Calculate the volume of the solid in $xyz$-space bounded by the surfaces $$ \displaystyle z=\frac{1}{x^2+y^2+1} and\:z=\frac{1}{x^2+y^2+4} $$
I haven't done triple integrals for a long time. But it looks like we can use a coordinate change (cylindrical or spherical?) to make it simpler. And help would be appreciated!
On
You can use cylindrical coordinates. Then $x^2+y^2=r^2$. You now have a solid of revolution, revolving a curve that looks like this around the $x$ (or $r$) axis. A plot is 
. Now you should be able to integrate this. I would suggest shells are easier.

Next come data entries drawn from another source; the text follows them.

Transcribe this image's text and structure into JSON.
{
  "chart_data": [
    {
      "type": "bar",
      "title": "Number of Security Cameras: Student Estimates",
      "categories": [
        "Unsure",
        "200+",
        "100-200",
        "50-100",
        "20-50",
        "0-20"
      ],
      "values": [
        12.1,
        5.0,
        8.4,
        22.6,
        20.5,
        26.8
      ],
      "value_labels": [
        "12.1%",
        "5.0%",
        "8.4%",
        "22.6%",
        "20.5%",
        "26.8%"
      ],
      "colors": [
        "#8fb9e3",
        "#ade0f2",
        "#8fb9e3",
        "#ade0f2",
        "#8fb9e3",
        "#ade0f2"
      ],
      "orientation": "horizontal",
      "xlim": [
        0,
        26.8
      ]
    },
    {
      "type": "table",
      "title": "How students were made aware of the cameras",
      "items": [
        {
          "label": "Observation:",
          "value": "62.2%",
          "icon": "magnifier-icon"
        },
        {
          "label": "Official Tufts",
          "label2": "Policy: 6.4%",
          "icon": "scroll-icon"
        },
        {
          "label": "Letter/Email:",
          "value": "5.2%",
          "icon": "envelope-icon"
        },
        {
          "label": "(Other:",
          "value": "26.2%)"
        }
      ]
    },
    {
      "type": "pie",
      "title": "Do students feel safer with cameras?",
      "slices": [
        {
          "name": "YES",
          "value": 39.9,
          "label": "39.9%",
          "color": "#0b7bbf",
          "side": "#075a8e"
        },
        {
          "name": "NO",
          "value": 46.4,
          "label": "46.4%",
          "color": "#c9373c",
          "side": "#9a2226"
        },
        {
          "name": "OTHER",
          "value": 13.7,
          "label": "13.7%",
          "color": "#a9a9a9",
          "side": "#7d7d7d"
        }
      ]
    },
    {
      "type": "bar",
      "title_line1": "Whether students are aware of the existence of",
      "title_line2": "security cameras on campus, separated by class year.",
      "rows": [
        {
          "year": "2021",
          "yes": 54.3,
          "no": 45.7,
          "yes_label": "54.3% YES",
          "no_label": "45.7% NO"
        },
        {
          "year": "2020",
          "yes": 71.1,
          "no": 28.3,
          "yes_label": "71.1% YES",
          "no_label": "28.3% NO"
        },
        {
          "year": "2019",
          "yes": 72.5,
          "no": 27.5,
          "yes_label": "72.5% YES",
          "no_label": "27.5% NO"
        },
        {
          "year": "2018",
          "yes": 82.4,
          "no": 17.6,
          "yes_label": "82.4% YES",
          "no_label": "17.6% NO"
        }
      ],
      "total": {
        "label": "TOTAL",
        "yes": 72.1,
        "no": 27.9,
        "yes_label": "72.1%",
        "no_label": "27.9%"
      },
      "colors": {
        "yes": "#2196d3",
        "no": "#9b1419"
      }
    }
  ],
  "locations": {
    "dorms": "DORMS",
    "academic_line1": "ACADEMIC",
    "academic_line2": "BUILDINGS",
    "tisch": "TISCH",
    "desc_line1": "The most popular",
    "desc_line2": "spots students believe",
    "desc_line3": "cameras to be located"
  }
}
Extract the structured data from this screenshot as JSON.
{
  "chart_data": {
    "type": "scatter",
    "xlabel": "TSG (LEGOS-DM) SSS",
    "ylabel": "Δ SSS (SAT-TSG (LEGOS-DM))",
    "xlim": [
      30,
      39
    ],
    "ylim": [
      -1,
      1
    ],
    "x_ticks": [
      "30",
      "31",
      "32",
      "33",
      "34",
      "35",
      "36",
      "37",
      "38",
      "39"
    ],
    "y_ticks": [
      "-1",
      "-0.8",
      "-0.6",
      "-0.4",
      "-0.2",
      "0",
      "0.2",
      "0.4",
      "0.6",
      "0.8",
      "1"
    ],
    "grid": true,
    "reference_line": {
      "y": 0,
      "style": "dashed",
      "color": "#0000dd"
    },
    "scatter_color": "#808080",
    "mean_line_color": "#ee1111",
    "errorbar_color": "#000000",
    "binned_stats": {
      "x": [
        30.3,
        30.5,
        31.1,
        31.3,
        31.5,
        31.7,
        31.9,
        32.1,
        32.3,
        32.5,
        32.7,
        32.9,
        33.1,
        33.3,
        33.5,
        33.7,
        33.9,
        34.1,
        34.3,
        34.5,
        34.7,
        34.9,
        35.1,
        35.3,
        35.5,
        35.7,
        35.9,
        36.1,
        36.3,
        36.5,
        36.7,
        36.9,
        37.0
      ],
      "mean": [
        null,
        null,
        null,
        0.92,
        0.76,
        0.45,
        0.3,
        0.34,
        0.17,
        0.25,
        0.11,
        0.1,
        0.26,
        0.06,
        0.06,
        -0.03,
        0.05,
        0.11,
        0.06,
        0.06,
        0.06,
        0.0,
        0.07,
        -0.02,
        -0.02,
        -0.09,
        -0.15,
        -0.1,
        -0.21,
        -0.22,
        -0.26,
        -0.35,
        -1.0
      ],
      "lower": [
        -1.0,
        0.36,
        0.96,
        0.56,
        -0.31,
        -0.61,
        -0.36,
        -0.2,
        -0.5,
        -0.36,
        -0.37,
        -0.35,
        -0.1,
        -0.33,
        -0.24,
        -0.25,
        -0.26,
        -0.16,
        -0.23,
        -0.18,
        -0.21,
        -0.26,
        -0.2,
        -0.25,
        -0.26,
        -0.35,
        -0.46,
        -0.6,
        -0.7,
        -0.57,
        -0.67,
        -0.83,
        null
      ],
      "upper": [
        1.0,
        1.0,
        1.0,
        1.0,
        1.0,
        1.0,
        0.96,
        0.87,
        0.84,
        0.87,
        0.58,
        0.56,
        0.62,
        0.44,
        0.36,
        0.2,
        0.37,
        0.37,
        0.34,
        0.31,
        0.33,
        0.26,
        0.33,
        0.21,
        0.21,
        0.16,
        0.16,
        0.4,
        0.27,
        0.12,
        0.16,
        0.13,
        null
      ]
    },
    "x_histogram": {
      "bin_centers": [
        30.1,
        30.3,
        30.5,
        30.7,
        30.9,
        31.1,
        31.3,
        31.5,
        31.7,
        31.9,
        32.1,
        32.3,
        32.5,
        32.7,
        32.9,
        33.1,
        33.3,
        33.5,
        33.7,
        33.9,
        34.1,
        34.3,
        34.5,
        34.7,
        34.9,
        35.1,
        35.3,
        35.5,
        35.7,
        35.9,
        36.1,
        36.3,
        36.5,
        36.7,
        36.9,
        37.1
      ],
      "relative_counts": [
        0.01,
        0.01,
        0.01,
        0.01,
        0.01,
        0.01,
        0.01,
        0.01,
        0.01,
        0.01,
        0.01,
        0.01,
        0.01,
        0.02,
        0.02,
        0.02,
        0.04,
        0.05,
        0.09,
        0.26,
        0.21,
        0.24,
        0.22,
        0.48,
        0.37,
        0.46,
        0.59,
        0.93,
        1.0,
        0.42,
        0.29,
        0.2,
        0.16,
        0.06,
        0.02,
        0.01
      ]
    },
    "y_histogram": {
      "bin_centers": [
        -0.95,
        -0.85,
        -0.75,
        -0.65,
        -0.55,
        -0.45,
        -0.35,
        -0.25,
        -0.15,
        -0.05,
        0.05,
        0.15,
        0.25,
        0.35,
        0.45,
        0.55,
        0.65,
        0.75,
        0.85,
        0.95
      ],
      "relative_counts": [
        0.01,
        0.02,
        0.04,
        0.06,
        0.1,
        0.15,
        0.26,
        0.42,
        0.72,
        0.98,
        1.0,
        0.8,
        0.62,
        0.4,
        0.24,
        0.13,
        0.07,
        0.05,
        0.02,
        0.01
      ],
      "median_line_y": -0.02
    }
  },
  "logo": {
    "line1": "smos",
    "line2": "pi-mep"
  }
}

Let $x=r \sin \theta,y=r \cos \theta$, and the volume is, removing $\theta$ having noticed that the graph is unchanged after a rotation about the $z$ axis,
$$V=\int_{r \ge 0}2 \pi r\left(\frac{1}{r^2+1}-\frac{1}{r^2+4} \right)dr= \int_{u \ge 0} \pi \left(\frac{1}{u+1}-\frac{1}{u+4} \right)dr= \pi \int_1^4\frac{1}{u}du=\pi\ln(4).$$
Note that I've used that the volume of a cylinder with height $z$, thickness $dr$ and radius $r$ is $2 \pi r z dr$.